Com a meta de atingir um grande número de famílias espalhadas em regiões distantes do país, a solução para otimizar custos proposta pela Divisão de Certificação do INT e aceita pelo MDA foi a multiplicação de inspetores nos diversos estados. O acordo do Ministério do Desenvolvimento Agrário com o Instituto do Ministério da Ciência, Tecnologia e Inovação (MCTI) foi assinado em julho de 2015 e no final de novembro o INT recebeu parte do recurso no valor total de 588 mil reais para executar durante dois anos o projeto “Certificação por auditoria para a promoção e o Desenvolvimento da Agricultura Familiar Orgânica do Brasil”. O trabalho inclui, dentre outras ações, a capacitação desses auditores locais e a produção de cartilhas explicando o passo a passo da certificação orgânica para os diversos grupos de agricultores familiares, que incluem populações assentadas, ribeirinhas, quilombolas e extrativistas.

Cursos programados

Os cursos de formação acontecerão no primeiro semestre de 2016, na sede do INT, no Rio de Janeiro, com passagens e estadias custeadas pelo programa. Para preencher as 30 vagas iniciais foi divulgada uma chamada em vários sites nacionais e regionais, tendo uma resposta de mais de 1,7 mil candidatos, além de uma resposta de mais de 300 grupos de cooperativas ou associações atuantes junto a diferentes núcleos de agricultura familiar com interesse na certificação orgânica.

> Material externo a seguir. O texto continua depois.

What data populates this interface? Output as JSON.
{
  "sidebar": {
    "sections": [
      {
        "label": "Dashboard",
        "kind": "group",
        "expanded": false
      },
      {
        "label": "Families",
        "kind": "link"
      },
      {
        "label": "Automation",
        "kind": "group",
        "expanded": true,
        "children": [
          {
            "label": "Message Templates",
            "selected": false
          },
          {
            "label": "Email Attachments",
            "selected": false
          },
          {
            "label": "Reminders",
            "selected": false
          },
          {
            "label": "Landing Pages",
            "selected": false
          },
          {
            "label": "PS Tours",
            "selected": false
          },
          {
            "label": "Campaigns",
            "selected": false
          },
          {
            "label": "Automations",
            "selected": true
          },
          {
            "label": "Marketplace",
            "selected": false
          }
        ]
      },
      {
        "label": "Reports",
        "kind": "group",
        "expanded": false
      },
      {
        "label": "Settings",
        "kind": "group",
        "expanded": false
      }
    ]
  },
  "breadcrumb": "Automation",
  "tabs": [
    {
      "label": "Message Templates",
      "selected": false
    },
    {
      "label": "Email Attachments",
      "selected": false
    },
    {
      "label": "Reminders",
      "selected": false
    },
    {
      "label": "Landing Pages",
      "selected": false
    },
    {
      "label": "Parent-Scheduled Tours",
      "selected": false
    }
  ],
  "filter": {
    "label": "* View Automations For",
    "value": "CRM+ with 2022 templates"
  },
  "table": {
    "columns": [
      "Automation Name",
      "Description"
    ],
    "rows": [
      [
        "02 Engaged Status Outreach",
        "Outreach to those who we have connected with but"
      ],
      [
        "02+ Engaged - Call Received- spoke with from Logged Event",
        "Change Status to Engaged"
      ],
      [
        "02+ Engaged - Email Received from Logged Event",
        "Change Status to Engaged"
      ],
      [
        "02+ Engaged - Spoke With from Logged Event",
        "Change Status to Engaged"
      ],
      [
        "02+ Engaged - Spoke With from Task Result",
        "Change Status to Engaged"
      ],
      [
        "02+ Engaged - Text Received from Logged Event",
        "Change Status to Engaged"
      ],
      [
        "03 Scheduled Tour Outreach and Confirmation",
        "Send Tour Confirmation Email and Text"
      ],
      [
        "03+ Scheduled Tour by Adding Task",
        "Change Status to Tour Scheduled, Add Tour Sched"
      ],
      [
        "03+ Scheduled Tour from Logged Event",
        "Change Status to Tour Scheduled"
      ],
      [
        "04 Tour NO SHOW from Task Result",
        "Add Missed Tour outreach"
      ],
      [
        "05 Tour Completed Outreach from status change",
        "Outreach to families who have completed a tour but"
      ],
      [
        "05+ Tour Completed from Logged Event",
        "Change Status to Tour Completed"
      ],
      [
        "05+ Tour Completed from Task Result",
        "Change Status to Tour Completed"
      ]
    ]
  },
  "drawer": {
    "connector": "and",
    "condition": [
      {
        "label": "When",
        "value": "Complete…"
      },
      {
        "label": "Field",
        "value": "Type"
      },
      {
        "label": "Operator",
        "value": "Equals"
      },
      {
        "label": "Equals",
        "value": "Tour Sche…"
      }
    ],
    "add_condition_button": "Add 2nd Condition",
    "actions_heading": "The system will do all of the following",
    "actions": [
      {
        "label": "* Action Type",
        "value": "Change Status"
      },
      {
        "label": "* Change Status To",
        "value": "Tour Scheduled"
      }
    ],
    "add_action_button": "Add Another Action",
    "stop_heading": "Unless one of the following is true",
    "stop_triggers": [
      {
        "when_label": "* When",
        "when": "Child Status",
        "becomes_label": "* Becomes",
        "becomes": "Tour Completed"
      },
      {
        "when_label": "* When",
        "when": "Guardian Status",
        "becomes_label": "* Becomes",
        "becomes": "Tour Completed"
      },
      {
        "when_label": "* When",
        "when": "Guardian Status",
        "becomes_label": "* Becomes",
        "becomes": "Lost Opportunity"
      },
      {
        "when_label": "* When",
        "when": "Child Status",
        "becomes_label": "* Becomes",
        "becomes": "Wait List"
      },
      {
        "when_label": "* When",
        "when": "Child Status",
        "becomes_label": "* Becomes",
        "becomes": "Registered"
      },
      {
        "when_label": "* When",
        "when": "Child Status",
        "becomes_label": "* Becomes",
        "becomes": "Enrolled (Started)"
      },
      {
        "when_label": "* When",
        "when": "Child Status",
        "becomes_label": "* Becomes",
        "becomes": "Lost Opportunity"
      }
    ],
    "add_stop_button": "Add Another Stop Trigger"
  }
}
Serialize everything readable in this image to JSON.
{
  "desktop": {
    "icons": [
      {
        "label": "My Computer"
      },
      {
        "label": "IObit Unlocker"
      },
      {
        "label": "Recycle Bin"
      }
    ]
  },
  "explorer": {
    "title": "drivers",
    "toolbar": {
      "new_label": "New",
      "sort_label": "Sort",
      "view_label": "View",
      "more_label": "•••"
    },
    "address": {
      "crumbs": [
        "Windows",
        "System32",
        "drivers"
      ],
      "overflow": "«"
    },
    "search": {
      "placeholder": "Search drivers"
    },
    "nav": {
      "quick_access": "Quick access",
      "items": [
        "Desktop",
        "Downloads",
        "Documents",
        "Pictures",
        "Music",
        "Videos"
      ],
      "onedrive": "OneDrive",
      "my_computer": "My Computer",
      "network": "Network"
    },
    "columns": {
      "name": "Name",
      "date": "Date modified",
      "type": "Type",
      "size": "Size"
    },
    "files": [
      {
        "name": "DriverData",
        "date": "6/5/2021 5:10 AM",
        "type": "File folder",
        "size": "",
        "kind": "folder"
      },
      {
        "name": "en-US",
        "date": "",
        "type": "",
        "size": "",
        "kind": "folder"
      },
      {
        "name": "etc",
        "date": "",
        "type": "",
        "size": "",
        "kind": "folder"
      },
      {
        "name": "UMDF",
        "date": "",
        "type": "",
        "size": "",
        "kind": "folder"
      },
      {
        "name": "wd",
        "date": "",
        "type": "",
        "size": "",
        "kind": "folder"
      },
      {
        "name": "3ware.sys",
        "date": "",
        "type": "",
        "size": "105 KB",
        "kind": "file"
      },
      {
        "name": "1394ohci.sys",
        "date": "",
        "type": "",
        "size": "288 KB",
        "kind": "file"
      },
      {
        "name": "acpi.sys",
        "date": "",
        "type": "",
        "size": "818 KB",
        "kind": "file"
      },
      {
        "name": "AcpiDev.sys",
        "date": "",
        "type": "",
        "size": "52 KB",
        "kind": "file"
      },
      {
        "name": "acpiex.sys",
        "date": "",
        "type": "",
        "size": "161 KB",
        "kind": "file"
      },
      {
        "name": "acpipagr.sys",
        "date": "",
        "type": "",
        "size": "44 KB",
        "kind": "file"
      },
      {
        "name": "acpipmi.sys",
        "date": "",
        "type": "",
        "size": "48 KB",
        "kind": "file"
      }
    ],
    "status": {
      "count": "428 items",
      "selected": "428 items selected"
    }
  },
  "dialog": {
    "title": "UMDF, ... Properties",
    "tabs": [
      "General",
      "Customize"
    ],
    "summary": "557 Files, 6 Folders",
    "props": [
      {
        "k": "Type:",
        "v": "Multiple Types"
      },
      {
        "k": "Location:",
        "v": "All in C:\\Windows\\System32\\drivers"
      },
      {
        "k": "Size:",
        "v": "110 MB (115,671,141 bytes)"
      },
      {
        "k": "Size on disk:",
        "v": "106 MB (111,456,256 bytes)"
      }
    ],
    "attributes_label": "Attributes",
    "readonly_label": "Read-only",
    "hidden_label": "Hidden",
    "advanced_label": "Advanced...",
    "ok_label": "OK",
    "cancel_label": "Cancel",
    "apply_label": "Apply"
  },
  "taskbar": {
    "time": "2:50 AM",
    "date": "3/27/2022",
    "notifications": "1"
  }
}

A grande procura, com candidatos de ótima qualificação, obrigou a organização do curso a rever critérios de seleção, levando em conta também as demandas por região, com possível anúncio do resultado no final de janeiro. Os requisitos básicos para a admissão dos candidatos a inspetor é que estes tenham formação adequada à produção, experiência em produção orgânica ou agroecológica, vivência em auditoria e que tenham disponibilidade para participarem do programa.

O objetivo da formação é alavancar o sistema da certificação dentro dos próprios núcleos, de modo que a atividade se torne sustentável e possa difundir essa forma de produção entre as famílias de agricultores.

O incentivo se soma a outras políticas públicas já implementadas pelo MDA, como o Programa Nacional de Fortalecimento da Agricultura Familiar (Pronaf), que financia projetos individuais ou coletivos capazes de gerar renda aos agricultores familiares e assentados da reforma agrária, e, pelo MDS e Conab, o Programa de Aquisição de Alimentos (PAA), que compra alimentos produzidos pela agricultura familiar, para distribuí-los gratuitamente a pessoas ou famílias em situação de insegurança alimentar ou nutricional e a entidades de assistência social, restaurantes populares, cozinhas comunitárias e bancos de alimentos.

*Com informações da Divisão de Comunicação – INT.